ANNAPOLIS — It was a smoky bar popular with firefighters and rescue workers, but Heroes Pub closed its doors after a statewide smoking ban took effect Feb. 1 — so the owner could have the place repainted and its grayed ceiling replaced.
“They should have done this years ago,” said pub owner Kurt Beall, who allowed smoking until last month but was happy to comply with the ban. He closed his bar for two days to repaint and change ceiling tiles, and now he says customers are back but stepping outside to smoke.
“Some people haven’t been happy about going outside to smoke, but they do it,” Mr. Beall said.
Just two weeks after Maryland’s statewide smoking ban took effect, health authorities say they’re happily surprised by a lack of complaints about the ban. Health Secretary John Colmers told a panel of lawmakers yesterday that he’s not aware of any complaints of bars or restaurants not complying with the law.
“Feb. 1 came and went and the world did not come to a crashing halt,” Mr. Colmers said. “For the most part it was successfully implemented, and I suspect there will be no great change … and business may improve.”

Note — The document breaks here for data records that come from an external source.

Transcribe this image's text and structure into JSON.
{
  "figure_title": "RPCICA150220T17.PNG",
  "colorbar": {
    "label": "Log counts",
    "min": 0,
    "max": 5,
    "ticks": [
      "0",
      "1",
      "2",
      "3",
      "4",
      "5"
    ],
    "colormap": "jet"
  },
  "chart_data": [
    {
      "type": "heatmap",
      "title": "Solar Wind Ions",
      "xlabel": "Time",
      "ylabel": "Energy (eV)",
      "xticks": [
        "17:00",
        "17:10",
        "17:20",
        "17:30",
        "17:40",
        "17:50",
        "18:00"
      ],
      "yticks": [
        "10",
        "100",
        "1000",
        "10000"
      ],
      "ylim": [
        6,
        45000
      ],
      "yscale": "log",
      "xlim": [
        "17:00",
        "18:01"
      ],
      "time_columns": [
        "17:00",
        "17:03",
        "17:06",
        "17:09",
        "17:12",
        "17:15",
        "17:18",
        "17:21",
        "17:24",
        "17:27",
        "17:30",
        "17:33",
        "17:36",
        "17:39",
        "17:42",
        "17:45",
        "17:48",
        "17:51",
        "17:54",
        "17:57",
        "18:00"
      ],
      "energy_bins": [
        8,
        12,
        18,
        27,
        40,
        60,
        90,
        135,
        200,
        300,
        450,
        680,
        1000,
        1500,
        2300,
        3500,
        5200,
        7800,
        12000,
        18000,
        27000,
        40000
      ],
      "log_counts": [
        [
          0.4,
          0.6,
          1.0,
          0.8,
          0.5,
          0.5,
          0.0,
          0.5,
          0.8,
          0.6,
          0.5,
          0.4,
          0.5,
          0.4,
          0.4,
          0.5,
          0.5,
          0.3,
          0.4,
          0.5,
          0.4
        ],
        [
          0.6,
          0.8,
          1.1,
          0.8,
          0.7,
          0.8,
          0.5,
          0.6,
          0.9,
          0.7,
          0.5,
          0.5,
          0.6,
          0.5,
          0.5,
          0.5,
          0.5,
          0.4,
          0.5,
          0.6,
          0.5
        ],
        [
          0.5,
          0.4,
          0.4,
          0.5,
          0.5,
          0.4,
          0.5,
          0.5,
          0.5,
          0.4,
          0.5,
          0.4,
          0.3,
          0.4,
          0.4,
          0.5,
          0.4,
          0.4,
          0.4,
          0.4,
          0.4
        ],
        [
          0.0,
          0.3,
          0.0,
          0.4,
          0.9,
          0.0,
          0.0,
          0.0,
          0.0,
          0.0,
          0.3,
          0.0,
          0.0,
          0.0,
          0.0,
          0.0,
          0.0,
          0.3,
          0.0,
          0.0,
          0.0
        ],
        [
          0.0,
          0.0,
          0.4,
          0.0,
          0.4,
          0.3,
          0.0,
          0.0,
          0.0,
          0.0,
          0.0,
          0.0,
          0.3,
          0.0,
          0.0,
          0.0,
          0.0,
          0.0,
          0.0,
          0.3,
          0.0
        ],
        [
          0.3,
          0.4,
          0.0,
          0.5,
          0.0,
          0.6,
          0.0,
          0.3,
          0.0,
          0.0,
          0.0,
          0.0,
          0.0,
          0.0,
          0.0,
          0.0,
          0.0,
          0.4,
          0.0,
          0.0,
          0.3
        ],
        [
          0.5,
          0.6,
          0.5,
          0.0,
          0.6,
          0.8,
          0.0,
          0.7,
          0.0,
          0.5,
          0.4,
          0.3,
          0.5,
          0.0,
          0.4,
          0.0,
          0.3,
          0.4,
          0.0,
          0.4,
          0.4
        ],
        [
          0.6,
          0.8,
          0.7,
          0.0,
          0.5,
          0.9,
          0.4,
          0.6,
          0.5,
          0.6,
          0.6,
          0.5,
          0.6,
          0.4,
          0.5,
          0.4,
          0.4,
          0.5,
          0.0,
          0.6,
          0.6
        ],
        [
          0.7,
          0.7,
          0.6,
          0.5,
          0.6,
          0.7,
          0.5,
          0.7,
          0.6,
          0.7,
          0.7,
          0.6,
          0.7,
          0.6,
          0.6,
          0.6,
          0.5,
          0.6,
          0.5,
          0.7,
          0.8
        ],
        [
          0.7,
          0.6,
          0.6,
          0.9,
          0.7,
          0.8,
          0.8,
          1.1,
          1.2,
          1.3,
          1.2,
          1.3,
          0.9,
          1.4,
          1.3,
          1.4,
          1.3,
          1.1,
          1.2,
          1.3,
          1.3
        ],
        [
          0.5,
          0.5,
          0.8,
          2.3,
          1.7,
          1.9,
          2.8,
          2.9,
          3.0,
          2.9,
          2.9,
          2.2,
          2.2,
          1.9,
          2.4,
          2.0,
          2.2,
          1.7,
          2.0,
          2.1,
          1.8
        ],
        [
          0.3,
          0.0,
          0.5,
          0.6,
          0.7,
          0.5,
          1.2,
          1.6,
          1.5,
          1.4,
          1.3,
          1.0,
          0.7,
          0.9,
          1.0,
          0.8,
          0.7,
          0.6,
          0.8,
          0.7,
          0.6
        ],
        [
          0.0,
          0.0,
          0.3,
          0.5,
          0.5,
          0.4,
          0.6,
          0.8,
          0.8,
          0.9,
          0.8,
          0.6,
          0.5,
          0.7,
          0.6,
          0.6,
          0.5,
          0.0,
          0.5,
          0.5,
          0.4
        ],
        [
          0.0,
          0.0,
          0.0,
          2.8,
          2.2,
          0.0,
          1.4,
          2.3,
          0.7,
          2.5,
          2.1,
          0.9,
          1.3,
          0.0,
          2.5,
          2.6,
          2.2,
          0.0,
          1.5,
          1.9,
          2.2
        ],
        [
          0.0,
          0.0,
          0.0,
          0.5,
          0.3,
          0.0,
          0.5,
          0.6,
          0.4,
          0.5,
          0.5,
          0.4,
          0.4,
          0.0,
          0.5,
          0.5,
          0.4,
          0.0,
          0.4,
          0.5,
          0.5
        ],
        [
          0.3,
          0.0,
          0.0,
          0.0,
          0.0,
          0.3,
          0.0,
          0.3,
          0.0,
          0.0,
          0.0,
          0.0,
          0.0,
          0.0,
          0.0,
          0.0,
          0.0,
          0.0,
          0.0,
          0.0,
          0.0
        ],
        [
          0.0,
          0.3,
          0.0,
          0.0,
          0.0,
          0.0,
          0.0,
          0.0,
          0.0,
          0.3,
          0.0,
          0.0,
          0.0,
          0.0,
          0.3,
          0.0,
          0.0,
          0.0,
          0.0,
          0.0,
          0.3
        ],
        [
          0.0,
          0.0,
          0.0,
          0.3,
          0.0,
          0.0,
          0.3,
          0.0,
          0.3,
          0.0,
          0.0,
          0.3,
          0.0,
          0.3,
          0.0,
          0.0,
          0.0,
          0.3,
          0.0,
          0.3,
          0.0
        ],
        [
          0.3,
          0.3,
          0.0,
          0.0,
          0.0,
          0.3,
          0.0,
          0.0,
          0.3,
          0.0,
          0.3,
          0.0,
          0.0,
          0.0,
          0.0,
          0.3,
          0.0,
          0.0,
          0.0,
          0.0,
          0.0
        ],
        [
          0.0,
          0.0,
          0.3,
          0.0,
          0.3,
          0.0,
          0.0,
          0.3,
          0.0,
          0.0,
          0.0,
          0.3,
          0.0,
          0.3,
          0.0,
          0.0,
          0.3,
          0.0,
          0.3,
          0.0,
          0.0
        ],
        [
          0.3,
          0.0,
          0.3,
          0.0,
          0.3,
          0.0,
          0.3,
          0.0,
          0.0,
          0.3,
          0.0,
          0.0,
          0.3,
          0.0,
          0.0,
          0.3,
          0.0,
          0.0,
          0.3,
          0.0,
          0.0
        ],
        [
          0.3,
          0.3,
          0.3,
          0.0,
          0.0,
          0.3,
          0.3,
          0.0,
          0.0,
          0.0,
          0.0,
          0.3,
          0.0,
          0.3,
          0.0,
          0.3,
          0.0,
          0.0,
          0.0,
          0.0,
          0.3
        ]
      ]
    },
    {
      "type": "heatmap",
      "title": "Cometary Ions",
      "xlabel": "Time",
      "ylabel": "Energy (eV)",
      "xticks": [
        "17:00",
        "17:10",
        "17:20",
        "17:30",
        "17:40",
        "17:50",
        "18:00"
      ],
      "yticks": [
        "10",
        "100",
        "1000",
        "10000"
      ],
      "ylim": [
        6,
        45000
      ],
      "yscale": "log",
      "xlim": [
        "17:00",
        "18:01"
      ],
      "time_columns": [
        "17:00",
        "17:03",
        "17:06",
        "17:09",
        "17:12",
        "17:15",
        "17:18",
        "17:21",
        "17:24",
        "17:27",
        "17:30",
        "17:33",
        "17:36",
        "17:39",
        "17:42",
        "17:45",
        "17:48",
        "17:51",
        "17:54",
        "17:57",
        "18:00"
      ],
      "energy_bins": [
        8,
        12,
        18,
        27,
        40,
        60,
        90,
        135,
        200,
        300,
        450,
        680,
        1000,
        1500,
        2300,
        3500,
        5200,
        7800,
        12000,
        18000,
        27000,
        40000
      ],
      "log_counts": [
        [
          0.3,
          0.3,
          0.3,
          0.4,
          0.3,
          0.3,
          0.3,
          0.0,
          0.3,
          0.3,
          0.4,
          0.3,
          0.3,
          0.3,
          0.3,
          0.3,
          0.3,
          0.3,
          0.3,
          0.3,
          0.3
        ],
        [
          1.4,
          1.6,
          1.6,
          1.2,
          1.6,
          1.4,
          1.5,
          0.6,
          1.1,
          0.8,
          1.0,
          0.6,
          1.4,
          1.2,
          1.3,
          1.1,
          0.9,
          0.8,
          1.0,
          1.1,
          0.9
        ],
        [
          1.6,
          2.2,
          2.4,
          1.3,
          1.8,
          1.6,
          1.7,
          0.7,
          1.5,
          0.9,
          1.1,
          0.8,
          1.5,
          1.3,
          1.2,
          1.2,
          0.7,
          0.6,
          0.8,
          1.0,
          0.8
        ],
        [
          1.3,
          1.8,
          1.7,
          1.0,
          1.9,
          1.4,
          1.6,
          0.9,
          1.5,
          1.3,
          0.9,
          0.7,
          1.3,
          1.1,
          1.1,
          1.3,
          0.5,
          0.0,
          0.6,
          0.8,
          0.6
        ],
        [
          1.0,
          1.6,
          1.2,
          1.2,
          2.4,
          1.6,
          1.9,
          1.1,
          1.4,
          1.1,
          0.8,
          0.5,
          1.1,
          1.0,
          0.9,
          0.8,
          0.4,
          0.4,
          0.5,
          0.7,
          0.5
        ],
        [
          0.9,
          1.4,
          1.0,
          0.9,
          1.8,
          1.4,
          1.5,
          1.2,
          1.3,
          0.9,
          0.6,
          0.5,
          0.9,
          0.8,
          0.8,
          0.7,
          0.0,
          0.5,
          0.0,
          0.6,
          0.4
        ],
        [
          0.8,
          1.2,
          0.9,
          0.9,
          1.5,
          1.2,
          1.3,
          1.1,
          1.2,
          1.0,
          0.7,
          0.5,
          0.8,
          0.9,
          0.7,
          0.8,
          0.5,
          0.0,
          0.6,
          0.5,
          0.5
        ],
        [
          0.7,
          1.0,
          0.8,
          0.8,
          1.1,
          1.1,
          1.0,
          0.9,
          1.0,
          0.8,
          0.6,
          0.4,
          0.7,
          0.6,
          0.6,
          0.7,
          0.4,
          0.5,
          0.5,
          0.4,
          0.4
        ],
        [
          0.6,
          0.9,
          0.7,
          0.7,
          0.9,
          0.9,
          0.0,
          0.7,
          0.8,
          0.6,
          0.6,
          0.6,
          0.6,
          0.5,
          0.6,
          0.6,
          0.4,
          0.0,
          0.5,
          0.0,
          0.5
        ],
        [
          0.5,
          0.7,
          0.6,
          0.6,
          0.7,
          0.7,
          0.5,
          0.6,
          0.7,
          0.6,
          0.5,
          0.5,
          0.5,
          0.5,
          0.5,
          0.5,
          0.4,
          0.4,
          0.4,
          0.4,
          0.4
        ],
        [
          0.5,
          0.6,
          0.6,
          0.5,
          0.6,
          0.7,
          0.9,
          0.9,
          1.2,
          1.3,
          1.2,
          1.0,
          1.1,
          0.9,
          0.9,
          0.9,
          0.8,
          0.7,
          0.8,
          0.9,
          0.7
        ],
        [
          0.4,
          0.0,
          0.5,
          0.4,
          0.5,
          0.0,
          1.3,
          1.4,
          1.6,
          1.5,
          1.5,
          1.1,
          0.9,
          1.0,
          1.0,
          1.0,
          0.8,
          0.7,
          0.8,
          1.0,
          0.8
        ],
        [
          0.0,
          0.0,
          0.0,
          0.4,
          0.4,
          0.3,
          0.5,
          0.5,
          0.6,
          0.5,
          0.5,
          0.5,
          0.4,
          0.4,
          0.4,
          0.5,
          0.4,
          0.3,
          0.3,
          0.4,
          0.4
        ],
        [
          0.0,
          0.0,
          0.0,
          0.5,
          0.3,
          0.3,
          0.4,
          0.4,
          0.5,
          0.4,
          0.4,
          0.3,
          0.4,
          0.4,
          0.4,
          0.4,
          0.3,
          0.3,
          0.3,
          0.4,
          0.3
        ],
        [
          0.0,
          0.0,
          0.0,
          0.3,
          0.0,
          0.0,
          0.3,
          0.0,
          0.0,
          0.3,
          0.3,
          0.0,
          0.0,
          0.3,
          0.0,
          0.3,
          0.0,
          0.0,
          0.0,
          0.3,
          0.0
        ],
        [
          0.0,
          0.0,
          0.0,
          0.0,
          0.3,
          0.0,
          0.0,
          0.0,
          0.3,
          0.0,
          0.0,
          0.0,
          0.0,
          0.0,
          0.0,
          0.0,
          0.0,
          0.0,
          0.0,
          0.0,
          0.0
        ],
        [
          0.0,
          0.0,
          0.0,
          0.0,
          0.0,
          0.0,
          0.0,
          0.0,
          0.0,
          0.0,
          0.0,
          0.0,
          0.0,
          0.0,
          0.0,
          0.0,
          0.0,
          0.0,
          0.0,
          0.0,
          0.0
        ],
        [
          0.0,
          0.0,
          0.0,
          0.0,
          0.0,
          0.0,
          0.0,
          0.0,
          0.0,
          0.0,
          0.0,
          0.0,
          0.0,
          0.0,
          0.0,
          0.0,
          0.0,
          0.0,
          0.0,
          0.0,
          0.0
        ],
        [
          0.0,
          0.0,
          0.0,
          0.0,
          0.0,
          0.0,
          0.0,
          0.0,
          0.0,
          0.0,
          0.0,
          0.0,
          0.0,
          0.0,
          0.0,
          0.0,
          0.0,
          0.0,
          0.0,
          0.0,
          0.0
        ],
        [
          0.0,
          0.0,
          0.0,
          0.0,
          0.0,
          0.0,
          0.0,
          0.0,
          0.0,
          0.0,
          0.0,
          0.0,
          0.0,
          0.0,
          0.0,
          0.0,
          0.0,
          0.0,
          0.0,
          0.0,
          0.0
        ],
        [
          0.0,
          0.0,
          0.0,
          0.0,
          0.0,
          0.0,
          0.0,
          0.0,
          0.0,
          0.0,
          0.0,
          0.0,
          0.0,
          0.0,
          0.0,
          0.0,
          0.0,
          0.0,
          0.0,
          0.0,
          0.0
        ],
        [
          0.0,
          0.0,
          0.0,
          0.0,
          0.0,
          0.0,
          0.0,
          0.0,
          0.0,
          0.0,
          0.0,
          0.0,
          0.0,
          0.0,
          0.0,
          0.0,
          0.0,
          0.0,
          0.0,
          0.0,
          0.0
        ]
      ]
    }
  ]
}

Mr. Colmers told reporters that while noncompliance complaints would go to local authorities, not his agency, he wasn’t aware of any problems across the state implementing the ban lawmakers approved last year. Four Maryland counties and the District already banned smoking before the statewide ban was signed into law.
“I think the world will be a better place because of it,” Mr. Colmers said of the statewide ban.
Restaurant industry officials who opposed the ban’s passage said there have been no problems with bars and restaurants not complying. The law requires them to remove ashtrays and post no-smoking signs, and they could be fined for allowing smoking. But people in the industry say it’ll be a long time before they know whether the ban is hurting business.
Melvin Thompson, vice president of the Restaurant Association of Maryland, agreed that while the ban has been easy to implement, businesses will needs months to find out how it is affecting business.
“You have many customers who still might not be aware of the ban. So they may still be going to their favorite watering holes and stepping outside. We call the first month the adjustment period. People adjust their behavior after that,” Mr. Thompson said.
The law includes a chance for restaurants or bars hurt by the smoking ban to get temporary waivers. But first the businesses have to snuff out smoking for two months and prove to local health authorities that their receipts dropped at least 15 percent because of the ban.
Even if waivers are granted, business would be allowed to permit indoor smoking only a few more years. Mr. Thompson said it was far too soon to know how many restaurants may apply for waivers.